Tuesday, June 21, 2011

Summer Solstice Walking Diary

I finished reading a friend's soon-to-be released wonderful book this morning, and felt so buoyant I started on my walk smiling and light-hearted, happy for her good work and the great fortune she shared her writing. Profound thoughts about how to live, and end of life coaching focused me on enjoying each step. Just ahead a robin, carrying a worm, stopped to peck at it on the sidewalk. Huh. It was a gruesome scene. Was the worm wriggling too much? I refocused on buoyancy, walked past the pond, noted the milkweed blooming, and turned back the other direction toward town.
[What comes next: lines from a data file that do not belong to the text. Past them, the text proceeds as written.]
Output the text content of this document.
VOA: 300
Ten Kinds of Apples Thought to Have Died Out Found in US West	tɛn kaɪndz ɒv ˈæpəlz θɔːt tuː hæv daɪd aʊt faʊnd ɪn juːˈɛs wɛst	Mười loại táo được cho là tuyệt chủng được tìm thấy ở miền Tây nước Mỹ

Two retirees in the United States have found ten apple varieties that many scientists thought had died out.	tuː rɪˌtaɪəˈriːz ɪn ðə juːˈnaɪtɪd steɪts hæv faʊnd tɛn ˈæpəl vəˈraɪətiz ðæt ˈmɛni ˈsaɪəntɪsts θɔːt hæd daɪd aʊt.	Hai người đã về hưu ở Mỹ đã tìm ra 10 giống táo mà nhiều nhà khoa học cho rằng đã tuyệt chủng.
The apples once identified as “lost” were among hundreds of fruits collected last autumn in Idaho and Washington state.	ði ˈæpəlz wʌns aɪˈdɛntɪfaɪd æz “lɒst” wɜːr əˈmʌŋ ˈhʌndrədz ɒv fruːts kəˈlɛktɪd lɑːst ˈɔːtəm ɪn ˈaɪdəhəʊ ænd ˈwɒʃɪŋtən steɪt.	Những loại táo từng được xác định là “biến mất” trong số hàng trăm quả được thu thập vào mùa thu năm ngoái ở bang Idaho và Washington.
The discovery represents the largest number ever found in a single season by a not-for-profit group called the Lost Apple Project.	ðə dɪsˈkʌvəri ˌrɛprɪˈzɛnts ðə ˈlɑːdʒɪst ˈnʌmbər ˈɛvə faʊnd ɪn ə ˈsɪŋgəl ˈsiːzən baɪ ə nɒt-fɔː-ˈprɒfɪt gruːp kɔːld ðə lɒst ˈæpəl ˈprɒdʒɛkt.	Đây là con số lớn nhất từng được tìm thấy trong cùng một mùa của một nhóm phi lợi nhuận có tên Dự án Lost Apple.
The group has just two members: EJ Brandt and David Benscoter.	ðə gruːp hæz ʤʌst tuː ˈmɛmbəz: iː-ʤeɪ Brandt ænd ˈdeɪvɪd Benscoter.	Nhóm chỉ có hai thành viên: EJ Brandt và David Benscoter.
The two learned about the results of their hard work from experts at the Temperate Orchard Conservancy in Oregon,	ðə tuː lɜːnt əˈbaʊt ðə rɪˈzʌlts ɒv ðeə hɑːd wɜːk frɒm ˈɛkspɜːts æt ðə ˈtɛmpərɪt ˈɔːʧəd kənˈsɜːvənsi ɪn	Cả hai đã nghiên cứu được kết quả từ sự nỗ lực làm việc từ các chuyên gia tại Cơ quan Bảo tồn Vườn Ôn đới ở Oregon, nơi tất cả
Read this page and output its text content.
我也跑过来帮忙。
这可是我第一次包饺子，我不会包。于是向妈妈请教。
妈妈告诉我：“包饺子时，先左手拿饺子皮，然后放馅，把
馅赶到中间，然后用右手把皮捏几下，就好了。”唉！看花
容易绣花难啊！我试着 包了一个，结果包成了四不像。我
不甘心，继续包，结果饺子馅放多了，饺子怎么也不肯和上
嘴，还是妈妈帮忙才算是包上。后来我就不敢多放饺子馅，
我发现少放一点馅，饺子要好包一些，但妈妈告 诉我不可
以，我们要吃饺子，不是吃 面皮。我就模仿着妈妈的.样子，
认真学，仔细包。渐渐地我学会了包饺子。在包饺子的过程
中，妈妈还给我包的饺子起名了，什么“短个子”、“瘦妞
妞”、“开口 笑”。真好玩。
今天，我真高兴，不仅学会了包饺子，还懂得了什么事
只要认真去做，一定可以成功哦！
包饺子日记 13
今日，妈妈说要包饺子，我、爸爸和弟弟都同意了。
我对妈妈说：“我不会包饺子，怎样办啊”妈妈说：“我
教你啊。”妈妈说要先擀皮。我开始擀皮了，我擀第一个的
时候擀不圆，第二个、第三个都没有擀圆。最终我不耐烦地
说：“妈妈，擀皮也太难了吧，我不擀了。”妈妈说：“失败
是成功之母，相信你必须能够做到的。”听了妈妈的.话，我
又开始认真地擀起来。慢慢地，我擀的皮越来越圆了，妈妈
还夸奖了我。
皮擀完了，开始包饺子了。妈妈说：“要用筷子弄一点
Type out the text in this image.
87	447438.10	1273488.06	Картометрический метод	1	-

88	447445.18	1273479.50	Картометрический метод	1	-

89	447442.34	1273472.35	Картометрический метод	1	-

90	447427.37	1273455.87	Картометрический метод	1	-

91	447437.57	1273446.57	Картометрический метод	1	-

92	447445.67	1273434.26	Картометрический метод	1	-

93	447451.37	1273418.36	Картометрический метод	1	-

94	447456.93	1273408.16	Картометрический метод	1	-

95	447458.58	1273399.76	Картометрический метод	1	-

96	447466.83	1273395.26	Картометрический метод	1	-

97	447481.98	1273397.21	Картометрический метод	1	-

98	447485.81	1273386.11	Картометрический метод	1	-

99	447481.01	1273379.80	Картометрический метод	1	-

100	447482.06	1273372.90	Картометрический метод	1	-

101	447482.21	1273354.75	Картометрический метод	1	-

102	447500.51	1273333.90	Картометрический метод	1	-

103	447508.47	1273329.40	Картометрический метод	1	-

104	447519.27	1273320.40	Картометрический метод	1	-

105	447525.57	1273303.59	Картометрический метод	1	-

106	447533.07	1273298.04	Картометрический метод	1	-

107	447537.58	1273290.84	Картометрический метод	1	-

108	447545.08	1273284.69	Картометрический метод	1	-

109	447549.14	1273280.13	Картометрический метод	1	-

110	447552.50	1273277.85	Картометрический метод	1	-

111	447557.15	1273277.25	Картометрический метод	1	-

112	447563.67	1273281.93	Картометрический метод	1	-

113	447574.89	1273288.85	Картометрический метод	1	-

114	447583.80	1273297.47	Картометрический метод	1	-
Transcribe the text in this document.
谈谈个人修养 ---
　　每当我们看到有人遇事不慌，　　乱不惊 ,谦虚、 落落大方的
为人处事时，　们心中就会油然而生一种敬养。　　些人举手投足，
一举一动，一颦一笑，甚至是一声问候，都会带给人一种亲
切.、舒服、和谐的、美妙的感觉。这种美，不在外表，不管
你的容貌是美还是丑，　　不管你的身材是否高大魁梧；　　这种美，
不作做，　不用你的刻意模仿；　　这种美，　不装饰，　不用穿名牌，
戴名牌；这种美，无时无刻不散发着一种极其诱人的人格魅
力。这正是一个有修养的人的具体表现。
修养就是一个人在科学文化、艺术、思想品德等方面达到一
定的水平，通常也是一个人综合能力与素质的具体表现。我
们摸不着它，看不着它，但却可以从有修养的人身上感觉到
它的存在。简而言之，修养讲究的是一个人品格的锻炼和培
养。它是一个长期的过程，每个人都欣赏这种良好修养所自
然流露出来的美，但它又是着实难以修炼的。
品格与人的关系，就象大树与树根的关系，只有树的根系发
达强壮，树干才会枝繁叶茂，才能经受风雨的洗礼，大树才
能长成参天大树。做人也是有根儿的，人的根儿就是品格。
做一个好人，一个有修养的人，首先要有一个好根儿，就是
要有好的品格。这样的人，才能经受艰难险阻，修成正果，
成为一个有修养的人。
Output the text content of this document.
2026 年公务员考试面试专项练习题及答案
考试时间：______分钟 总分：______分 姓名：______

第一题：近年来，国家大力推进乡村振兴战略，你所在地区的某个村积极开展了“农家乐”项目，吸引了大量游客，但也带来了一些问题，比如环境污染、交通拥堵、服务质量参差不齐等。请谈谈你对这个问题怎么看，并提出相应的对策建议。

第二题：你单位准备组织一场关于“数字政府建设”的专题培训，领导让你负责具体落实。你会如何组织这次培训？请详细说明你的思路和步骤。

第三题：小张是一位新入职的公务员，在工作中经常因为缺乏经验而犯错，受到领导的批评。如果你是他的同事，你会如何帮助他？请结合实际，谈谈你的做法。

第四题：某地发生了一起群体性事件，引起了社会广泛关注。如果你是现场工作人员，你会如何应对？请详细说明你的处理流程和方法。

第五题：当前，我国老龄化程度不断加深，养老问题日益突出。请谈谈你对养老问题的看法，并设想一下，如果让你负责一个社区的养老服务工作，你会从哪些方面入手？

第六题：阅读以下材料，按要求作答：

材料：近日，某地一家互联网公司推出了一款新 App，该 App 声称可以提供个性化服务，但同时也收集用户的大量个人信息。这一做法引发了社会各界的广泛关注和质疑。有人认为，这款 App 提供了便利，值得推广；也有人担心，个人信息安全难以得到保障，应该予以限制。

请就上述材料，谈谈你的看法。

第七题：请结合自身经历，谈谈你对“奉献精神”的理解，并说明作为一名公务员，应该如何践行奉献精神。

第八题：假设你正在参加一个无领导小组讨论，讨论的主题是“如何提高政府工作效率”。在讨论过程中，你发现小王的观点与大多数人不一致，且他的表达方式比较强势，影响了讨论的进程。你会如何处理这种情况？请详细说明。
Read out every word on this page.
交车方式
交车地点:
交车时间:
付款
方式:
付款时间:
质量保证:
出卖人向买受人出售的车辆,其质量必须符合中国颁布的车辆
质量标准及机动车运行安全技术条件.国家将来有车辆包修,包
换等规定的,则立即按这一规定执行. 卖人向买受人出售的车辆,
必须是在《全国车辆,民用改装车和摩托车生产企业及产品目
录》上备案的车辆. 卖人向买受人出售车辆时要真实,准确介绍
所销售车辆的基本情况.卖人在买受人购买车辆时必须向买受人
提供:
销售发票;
Just before the creek bridge, on the ground near a small, deep hole were a couple dozen stones. I stopped because they were all uniformly white and round. Bending over I noticed the cracks. Not stones at all, but eggs, all broken recently, all now empty but for a little liquid. A father and two children on bicycles stopped. "What is it?" the kids asked. "I don't know," I said. "Could it be turtle eggs?" The children and dad moved along, the little girl waving "have a nice day!" behind. Finished my circuit and went back out with my camera to snap the eggs, and the milkweed. The noon heat had the milkweed nodding their flower heads. As I knelt to compose upwards, there on the sidewalk were two dragonfly wings. That's all. Something had eaten the rest and left the delicate lacy wings behind. Three messages of death. Or is it food? Nature is remarkable, brilliant and deadly in cycle. I resurrected the dragonfly body to remind me that life is precious, even when short and brutal, and we are united with all of nature now and forever. And secretly I'm glad there wasn't anything stalking me for lunch this gorgeous, hot Summer Solstice day.